Etwas skeptischer ist der FDP-Parlamentarier Marian Koppe . Seine Fraktion habe nie etwas dagegen, bestehende Strukturen auf Effizienz zu überprüfen, aber er zweifle, ob damit Wartezeiten bei Arbeitsgerichten verkürzt werden könnten. Und Linksfraktionär Ralf Hauboldt erinnert an "den peinlichen Fehlgriff" der damaligen CDU-Landesregierung bei ihren Schließungsplänen für das Landgericht Mühlhausen, die seiner Zeit erhebliche Proteste in Mühlhausen und Umgebung ausgelöst hatten.
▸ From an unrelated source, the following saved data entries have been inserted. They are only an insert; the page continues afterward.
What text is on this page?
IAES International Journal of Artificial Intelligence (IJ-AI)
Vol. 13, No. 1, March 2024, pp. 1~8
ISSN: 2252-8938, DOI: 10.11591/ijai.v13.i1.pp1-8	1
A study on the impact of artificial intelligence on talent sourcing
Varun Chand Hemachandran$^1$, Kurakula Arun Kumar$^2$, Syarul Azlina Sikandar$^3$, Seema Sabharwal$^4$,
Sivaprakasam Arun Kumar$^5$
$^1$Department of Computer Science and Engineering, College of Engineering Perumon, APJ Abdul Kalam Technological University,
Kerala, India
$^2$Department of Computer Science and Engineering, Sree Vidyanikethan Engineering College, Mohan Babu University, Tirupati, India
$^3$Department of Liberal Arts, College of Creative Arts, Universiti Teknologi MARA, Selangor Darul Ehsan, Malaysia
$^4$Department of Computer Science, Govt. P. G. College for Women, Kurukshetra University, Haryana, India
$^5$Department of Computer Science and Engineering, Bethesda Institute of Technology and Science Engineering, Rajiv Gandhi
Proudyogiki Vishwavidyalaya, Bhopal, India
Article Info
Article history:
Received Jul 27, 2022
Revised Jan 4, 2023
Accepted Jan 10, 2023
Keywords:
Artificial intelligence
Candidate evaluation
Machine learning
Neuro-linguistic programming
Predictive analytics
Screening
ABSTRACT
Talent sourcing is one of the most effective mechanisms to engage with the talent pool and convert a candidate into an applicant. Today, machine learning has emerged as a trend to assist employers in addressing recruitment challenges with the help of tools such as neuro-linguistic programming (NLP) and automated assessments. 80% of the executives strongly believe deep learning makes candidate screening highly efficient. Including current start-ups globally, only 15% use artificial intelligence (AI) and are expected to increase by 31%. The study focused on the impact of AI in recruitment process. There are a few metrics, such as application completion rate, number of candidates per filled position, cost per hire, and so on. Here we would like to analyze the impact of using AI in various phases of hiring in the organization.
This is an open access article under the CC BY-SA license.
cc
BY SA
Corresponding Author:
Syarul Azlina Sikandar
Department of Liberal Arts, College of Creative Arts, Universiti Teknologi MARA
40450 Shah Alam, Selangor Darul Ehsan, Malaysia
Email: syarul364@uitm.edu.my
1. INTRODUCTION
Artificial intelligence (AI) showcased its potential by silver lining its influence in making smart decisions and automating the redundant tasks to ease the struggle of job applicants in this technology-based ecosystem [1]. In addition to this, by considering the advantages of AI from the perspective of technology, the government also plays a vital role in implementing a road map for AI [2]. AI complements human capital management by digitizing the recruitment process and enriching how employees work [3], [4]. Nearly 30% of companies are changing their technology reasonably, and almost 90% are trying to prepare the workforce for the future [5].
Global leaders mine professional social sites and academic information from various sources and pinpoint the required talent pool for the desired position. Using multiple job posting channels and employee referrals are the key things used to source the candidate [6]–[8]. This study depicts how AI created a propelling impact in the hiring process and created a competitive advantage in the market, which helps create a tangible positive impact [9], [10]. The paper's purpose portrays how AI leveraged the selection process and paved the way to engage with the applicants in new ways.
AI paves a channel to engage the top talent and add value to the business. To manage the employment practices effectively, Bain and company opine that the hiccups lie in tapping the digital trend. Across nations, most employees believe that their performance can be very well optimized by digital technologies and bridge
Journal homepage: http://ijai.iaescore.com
Nach kritischer Prüfung sei damals deutlich geworden, dass über die Schließung einfach am "grünen Tisch" ohne ausreichende Prüfung, ohne Einbeziehung der Kommunen und Beschäftigten entschieden worden war. "Solche inhaltlichen und Verfahrensfehler müssen im jetzigen Entscheidungsprozess zu den Arbeitsgerichtsstandorten verhindert werden", mahnt er. Damit werde die relativ kleinteilige Gerichtsstruktur auf bundesdeutsches Normalmaß angehoben, betont er.

Zuletzt hätten sich Neuzugänge in Klageverfahren und Beschlusssachen am Arbeitsgericht Eisenach von 2429 im Jahr 2002 auf 1288 im Jahr 2010 fast halbiert, teilt das Ministerium auf TLZ-Anfrage mit. In Jena seien die Neuzugänge im gleichen Zeitraum von 2168 auf 1245 geschrumpft. Und künftig werde sich dieser Trend kaum umkehren: Thüringen weise als Flächenland eine vergleichsweise hohe Dichte an Arbeitsgerichten auf, so Justizministeriumssprecherin Doreen Tietz. Vor allem wenn man sie ins Verhältnis zur Zahl der Erwerbstätigen setze. Diese Entwicklung werde sich durch die Alterszusammensetzung sowie Geburtenrückgang und Abwanderung noch verstärken.

Für die Rechtsschutz suchenden Bürger des Landkreises Gotha werde der Weg sogar kürzer, da künftig Erfurt zuständig sei. "Und um den etwas weiteren Weg vom nördlichen Wartburgkreis nach Suhl auszugleichen, wird es in Eisenach Gerichtstage, das heißt Gerichtsverhandlungen in Arbeitsrechtssachen geben", so Tietz. Zudem werde im Amtsgericht Eisenach eine Rechtsantragsstelle für arbeitsrechtliche Streitigkeiten eingerichtet.